Pain-suppressed consumption of highly palatable liquid in rats.


Craft RM


This study determined whether consumption of a highly palatable liquid is a reliable measure of inflammatory pain and antinociception in male and female rats. After a 10-day acquisition period, the impact of intraplantar oil vs. complete Freund adjuvant (CFA) on consumption of vanilla-flavored Ensure was assessed, with a sipper tube height 12 or 19 cm above the floor. CFA significantly decreased Ensure consumption, which completely recovered within 4-7 days to levels in oil-treated controls; neither sex nor sipper tube height significantly influenced Ensure consumption. CFA also significantly suppressed Ensure consumption in rats not exposed to the 10-day acquisition period, but only in males.

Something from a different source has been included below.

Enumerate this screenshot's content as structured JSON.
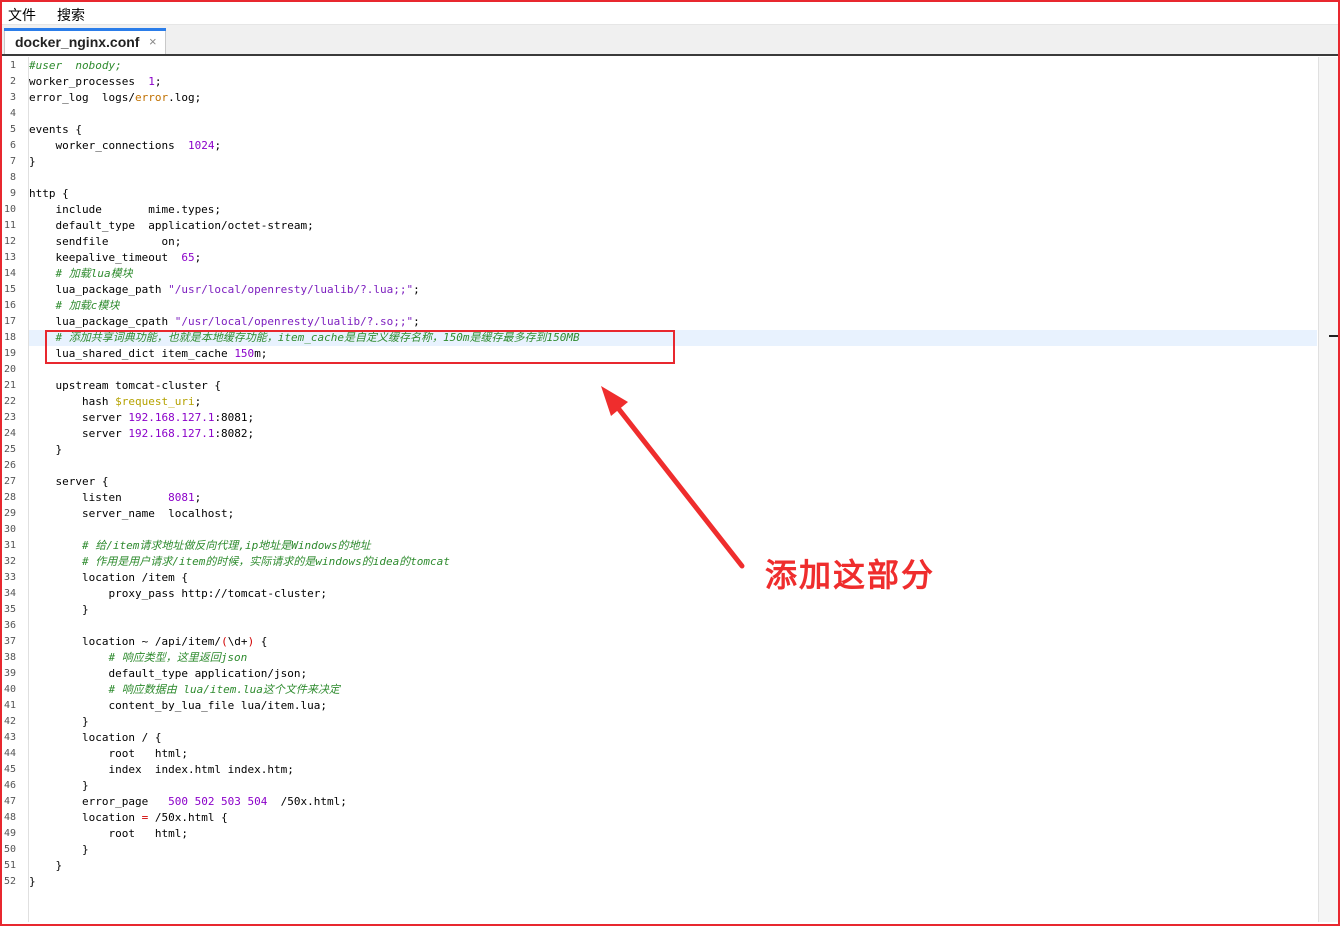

To test the predictive validity of Ensure consumption as a measure of pain, separate rats were pretreated with a vehicle, an opioid, a nonsteroidal anti-inflammatory drug, or a cannabinoid the day after CFA treatment. Morphine and ibuprofen significantly attenuated CFA-suppressed drinking in at least one sex, and tetrahydrocannabinol did not. Neither ibuprofen nor tetrahydrocannabinol significantly altered drinking in oil-injected, ‘pain-free’ controls, but morphine increased drinking. These results demonstrate that CFA decreases consumption of a highly palatable liquid regardless of previous exposure (training) to the consumption procedure, but only in males. Although standard analgesics attenuate CFA-suppressed drinking, nonspecific hyperphagic effects can confound the interpretation of results. Thus, consumption of a highly palatable liquid is not an optimal measure for candidate analgesic screening.